2012-04-06 10:14 Xinhua     Web Editor: Li Jing comment

New figures showing dire conditions for Chinese investors so far this year have lit up the Internet. Some bloggers and forum posters have questioned the results as coming from a faulty barometer, while others have worried that China has been even worse hit by the financial crisis than the United States or Europe.

The benchmark Shanghai Composite Index logged one of the world's worst performances in the first quarter of 2012, with its increase of 2.88 percent dwarfed by Nasdaq's 18.67-percent gain and Tokyo's 19.26-percent surge, according to a report by the China Securities Journal on April 4.

From March 20-29, the Shanghai index lost over 6 percent, paring gains in the previous two months of this year.

The not-so-pleasant spring came after a bad year for Chinese investors, who each lost an average of over 40,000 yuan ($6,349.2) in 2011, according to a story by Shanghai Securities News in January. This was compared with a per-capita disposable income of 19,118 yuan for the country's urbanites.

Calling the market a "meat chopper," investors complained online that "the indices fall in a bearish market or a bullish market. The share price falls whether it's a promising company or a bad one."

Some bitter jokes even suggested the government relocate the country's two bourses in Shanghai and Shenzhen because their Chinese pronunciations, similar to "harm" and "deep tremors," are bad Fengshui.

"Tianjin [the northern port city near Beijing] is a good choice," as its Chinese pronunciation resembles 'adding gold,'" reads a widely-retweeted post on Sina Weibo, China's most popular Twitter-like micro-blogging service.

The Shanghai index declined 21.68 percent last year, the biggest annual fall since 2008 and the worst performance in Asia, despite a 9.2-percent GDP increase, one of the world's fastest growths.

The dichotomy has made people wonder why the country's relatively strong GDP numbers could not convince investors to put in more money here instead of in lackluster economies in the West.

However, Chinese officials do not agree. Zhuang Xinyi, vice-chairman of the China Securities Regulatory Commission (CSRC), said the country's stock markets are generally moving in line with national economic development.

"The market's only difference from a mature stock market is that it usually overreacts, with bad news leading to steep falls and good news causing strong gains," Zhuang said at the annual conference of the Boao Forum for Asia, which closed on April 3.

However, compared with the century-old Wall Street or London Stock Exchange, maturity is not the only quality missed on China's list.

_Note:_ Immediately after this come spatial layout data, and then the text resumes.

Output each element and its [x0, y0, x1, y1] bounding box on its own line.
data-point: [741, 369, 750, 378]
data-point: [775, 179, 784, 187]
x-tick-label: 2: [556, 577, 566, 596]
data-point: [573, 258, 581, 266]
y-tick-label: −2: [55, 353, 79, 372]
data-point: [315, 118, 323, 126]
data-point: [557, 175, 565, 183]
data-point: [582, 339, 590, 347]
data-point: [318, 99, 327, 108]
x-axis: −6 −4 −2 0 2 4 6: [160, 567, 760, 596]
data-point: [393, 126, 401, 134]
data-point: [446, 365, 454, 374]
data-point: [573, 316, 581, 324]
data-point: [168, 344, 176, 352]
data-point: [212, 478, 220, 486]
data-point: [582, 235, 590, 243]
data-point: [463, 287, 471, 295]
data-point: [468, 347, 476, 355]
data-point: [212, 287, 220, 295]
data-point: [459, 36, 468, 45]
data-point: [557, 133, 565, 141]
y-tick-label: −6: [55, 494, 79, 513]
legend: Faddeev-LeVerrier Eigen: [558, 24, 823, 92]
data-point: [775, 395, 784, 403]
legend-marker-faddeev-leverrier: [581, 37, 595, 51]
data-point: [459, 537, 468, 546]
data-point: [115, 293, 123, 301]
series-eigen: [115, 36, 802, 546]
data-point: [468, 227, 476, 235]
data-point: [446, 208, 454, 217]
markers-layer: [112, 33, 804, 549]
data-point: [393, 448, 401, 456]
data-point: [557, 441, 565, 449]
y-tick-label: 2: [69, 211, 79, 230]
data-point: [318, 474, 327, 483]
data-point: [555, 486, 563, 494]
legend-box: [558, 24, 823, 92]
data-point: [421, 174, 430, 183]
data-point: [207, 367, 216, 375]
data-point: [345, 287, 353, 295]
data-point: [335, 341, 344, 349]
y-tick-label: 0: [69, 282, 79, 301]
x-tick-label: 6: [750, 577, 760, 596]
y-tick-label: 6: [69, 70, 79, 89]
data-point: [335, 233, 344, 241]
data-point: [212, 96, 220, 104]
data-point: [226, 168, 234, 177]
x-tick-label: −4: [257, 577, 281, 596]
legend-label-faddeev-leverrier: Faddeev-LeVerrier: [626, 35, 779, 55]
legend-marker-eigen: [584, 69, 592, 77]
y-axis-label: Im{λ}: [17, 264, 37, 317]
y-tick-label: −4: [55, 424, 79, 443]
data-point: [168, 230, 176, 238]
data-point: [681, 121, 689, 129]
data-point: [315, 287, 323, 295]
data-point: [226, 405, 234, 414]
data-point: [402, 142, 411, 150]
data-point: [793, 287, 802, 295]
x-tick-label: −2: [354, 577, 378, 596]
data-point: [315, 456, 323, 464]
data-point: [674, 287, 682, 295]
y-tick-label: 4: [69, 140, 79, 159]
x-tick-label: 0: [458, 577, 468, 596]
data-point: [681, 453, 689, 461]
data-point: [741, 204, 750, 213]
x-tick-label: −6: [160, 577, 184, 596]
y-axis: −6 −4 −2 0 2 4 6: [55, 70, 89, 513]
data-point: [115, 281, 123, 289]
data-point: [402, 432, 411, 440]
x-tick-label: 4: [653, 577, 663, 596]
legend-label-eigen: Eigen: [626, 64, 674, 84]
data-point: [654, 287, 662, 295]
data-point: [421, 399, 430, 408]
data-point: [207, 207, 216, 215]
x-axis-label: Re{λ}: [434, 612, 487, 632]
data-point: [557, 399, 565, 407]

Effective measures to restrain insider trading, a proper amount of IPOs, sufficient regulation and market mechanism improvement are all needed for the healthy development of the 22-years-young stock market, according to dealers.

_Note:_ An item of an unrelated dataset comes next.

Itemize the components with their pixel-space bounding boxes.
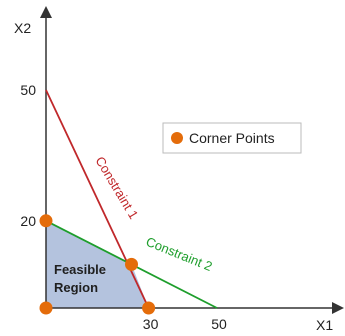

Some pin their hope on CSRC chairman Guo Shuqing, who took the position last October during a reshuffle of several top financial officials.

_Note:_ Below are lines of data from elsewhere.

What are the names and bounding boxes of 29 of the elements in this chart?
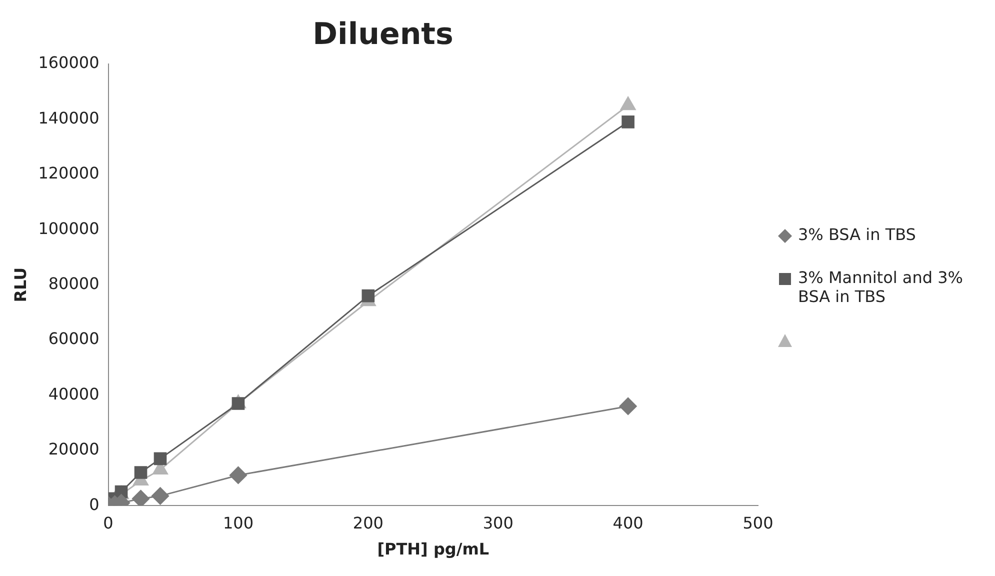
point [152,487,170,505]
legend-label: 3% Mannitol and 3% BSA in TBS [798,268,964,306]
point [154,452,167,466]
point [132,490,150,506]
point [362,289,375,302]
y-tick-label: 140000 [38,108,100,128]
y-tick-label: 40000 [48,384,100,404]
y-tick-label: 100000 [38,218,100,238]
y-tick-label: 60000 [48,329,100,348]
x-tick-label: 100 [222,513,254,532]
y-tick-label: 160000 [38,53,100,72]
point [232,397,245,410]
x-tick-label: 500 [742,513,774,532]
point [619,397,637,415]
x-tick-label: 0 [103,513,114,532]
x-tick-label: 400 [612,513,644,532]
point [134,466,148,479]
y-tick-label: 0 [89,494,100,514]
y-tick-label: 80000 [48,274,100,293]
x-axis-title: [PTH] pg/mL [377,540,490,559]
legend-label: 3% BSA in TBS [798,224,916,244]
x-tick-label: 200 [352,513,384,532]
y-tick-label: 120000 [38,164,100,183]
point [229,466,247,484]
y-tick-label: 20000 [48,440,100,459]
y-axis-title: RLU [10,267,30,302]
x-tick-label: 300 [482,513,514,532]
chart-title: Diluents [312,16,454,52]
point [622,116,634,128]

Since Guo took the job, the CSRC has launched reforms including improving the delisting system for companies listed on the second board, requiring listed companies to pay dividends and working to eliminate illegal activities in stock markets.

In the latest move, the CSRC announced the government will more than double the amount foreigners can invest in equities and bonds. Boosted by the news, Chinese stocks rallied on Thursday, driving the Shanghai index to its biggest advance in two months.

The CSRC said Tuesday that the government will increase quotas for qualified foreign institutional investors to $80 billion from $30 billion.